Témoignages sur Henri-Jean Martin

Henri-Jean Martin

Hommage à Henri-Jean Martin

Pour le dixième anniversaire de la disparition d’Henri-Jean Martin, BiblioPat s’associe à l’Enssib, à l’École des chartes et à la Bibliothèque municipale de Lyon pour rendre hommage à ce grand historien du livre, bibliothécaire et professeur, qui a marqué de son empreinte plusieurs générations de professionnels.

Pendant toute l’année 2017, des témoignages et souvenirs sur la personne et l’enseignement d’Henri-Jean Martin seront collectés sur ce site ; une synthèse en sera présentée pendant le colloque du 17 novembre 2017 à l’École des chartes.


  • Interrogé sur les libertins érudits lors du concours d'entrée à l'Ecole des chartes, je dus révéler mon ignorance, gravissime pour un aspirant chartiste, de qui fut Gabriel Naudé, dont jamais je n'avais entendu parler en classe prépa. Martin, qui aurait pu me tailler en pièces ce jour-là, en était bien conscient et me tendit au contraire quelques perches secourables. En revanche, car tel était son esprit taquin, il ne manqua pas une occasion, par la suite, de me rappeler malicieusement le rôle de ce grand savant et bibliothécaire. J'adorais l'histoire du livre telle que l'enseignais Martin mais je me demande si Gabriel Naudé ne m'avait pas fait prendre les bibliothécaires et les bibliothèques en aversion. Je ne jurais alors que par les archives mais les hasards de la carrière m'ont tout de même fait passer ensuite des archives vers les bibliothèques. Toutefois, il est bien possible que l'acquis stimulant des cours de Martin m'a aidé non seulement à en prendre mon parti mais encore à me passionner pour tout ce qui a pu animer Gabriel Naudé en son temps. Au fond, Henri-Jean Martin avait bien raison : les bibliothèques, c'est la vie !
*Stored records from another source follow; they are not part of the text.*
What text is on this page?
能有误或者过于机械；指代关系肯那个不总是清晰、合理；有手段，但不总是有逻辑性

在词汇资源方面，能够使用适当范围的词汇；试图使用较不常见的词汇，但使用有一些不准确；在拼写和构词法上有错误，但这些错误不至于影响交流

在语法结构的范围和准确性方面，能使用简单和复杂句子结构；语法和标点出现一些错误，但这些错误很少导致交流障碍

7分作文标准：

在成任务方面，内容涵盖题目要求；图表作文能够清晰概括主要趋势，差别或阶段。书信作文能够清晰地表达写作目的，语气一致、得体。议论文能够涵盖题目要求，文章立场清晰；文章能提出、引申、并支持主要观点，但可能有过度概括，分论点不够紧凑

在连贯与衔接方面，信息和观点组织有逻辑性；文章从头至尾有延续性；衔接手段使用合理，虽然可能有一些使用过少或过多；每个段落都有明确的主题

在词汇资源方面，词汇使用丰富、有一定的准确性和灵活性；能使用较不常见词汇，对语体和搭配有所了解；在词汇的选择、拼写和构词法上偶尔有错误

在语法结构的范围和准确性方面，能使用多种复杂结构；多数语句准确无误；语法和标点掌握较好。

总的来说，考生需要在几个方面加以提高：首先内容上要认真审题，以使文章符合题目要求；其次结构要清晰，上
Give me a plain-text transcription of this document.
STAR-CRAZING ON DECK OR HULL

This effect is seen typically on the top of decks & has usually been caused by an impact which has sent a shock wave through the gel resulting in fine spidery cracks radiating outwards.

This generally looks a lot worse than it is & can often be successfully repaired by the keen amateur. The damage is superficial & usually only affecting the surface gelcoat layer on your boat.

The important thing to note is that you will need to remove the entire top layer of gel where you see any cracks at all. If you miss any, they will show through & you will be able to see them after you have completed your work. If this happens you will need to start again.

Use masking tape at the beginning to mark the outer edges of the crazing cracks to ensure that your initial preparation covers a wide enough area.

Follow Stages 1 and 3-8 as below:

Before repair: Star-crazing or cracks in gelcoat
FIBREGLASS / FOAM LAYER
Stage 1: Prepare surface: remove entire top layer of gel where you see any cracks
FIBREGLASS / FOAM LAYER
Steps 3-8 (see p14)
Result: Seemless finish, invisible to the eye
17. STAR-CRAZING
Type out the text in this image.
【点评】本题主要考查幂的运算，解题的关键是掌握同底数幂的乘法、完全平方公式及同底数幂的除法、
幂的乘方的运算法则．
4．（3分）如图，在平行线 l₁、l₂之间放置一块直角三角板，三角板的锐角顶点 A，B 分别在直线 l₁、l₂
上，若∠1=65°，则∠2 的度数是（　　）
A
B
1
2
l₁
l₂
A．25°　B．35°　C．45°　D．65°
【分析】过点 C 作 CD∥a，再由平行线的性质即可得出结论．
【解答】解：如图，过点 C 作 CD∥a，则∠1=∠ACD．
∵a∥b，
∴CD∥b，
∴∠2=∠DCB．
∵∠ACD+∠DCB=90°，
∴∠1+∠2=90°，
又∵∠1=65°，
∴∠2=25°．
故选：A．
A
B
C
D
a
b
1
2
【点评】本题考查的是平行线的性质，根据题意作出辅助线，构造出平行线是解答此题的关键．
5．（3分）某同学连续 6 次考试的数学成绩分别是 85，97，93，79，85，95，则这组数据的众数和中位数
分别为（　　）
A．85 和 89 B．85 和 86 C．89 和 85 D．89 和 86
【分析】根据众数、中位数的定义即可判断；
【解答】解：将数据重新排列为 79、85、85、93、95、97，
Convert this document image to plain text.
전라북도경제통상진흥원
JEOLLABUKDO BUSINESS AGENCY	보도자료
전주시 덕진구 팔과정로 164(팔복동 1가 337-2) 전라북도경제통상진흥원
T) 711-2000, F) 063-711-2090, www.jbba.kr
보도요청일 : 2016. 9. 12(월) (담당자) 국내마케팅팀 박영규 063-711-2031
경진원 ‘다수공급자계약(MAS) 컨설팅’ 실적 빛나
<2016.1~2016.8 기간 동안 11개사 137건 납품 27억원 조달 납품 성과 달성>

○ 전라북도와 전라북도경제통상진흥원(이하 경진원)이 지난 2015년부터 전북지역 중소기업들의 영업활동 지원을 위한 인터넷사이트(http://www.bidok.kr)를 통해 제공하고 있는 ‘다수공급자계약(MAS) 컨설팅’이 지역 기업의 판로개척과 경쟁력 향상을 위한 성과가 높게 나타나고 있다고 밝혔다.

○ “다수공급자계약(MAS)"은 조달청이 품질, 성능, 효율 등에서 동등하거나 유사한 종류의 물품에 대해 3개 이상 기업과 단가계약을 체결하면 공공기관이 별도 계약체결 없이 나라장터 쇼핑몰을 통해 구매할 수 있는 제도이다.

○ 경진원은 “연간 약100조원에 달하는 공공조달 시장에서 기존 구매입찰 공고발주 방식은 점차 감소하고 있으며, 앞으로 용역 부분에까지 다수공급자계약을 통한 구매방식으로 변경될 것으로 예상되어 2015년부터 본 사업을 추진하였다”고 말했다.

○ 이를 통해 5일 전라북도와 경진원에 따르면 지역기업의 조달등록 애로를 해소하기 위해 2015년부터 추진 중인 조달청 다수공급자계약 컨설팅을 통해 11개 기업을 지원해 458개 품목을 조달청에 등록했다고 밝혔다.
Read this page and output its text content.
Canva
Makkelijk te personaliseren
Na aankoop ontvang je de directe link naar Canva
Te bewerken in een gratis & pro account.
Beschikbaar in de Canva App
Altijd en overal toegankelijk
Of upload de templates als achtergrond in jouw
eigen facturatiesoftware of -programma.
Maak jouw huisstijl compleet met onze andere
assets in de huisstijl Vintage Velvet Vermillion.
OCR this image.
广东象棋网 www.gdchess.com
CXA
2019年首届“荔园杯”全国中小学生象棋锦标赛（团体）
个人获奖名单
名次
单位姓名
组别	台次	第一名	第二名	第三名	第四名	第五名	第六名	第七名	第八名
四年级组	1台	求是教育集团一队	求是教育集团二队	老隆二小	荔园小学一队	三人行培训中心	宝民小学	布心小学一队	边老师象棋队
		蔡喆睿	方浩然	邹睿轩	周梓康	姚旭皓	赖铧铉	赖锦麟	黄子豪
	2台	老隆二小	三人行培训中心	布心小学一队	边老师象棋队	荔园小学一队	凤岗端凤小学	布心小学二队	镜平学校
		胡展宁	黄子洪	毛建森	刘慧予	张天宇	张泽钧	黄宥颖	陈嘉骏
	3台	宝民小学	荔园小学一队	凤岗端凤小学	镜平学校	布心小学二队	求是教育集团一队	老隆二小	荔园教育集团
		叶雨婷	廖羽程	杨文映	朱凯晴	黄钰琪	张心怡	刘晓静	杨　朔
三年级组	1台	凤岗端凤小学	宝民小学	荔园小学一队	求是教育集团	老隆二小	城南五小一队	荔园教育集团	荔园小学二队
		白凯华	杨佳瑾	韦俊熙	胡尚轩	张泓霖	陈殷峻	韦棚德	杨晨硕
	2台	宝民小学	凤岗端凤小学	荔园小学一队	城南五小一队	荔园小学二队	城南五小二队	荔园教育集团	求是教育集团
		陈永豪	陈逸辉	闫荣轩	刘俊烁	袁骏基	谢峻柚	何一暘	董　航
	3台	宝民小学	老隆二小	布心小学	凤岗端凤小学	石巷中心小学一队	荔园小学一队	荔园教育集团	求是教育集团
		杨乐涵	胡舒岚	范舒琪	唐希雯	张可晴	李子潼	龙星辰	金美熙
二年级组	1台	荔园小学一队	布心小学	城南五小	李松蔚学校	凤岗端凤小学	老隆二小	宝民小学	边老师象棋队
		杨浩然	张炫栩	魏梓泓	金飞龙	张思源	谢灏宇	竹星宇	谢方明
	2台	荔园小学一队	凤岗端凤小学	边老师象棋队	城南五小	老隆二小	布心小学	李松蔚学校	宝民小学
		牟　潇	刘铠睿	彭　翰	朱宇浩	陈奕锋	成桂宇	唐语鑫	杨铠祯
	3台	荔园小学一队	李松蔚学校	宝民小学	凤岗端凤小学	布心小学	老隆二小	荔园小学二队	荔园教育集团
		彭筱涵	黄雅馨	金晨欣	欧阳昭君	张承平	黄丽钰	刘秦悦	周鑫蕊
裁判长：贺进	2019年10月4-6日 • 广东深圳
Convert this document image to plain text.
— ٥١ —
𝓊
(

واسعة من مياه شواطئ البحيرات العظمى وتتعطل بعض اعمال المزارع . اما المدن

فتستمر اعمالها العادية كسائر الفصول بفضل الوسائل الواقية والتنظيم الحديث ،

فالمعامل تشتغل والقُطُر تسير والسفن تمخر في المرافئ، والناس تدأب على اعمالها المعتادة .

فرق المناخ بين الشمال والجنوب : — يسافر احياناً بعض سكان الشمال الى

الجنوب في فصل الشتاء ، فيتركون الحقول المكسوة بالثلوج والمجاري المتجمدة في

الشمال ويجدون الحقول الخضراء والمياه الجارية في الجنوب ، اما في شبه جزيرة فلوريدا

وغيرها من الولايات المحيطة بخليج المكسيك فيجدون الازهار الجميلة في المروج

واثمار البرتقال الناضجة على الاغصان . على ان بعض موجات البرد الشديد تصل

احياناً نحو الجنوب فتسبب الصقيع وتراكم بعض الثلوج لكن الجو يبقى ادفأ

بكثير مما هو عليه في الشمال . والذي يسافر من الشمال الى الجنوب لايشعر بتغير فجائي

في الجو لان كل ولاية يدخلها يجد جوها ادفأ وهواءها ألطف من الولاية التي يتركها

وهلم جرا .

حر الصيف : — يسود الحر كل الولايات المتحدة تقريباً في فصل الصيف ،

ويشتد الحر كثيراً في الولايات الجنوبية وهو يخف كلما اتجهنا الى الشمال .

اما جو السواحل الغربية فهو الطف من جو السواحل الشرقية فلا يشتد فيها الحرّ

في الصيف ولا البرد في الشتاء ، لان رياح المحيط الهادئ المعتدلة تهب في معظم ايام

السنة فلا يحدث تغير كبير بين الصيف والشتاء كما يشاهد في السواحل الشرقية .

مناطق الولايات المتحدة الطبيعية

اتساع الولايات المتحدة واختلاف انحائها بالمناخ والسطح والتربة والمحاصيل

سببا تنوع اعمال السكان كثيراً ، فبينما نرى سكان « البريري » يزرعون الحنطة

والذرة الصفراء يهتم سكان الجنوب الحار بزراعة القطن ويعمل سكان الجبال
  • C'était pendant les cours d'option que nous avions en troisième année, dans la salle du "fer à cheval" de l'ancienne bibliothèque de l'École des chartes. Henri-Jean Martin nous annonçait en arrivant : "Ce que j'ai à vous dire est un peu farce", avant de nous parler des grandes bibliothèques patrimoniales françaises et de leurs fonds, qu'il chiffrait avec beaucoup d'imprécision : "Environ 500 000 volumes, environ 350 000 volumes..." Comme je pensais naïvement qu'on aurait pu mieux faire, j'ai demandé pourquoi nous n'avions pas des chiffres plus nets, par exemple à l'unité près. Je me souviens très bien du regard bleu glacial que m'a lancé le maître avant d'articuler sa réponse : "Mais... vous avez une idée de la manière dont on s'y prend pour compter les volumes d'une bibliothèque ?" S'est ensuivi un silence de mort : non, je n'en avais aucune idée, et Martin n'a pas daigné me l'expliquer avant de poursuivre. Combien de fois me suis-je rappelé ces quelques mots, quand j'avais à remplir sans délai des formulaires de statistiques ? Je me suis maintenu, comme sans doute beaucoup d'entre nous, dans une approximation plutôt sincère qu'entre-temps n'ont guère amélioré les systèmes informatiques, et souvent j'ai trouvé l'occasion d'en parler moi-même à des étudiants. J'ai fini par admettre qu'il n'y aurait jamais de réponse : comme chez Cicéron, tout était dans la question.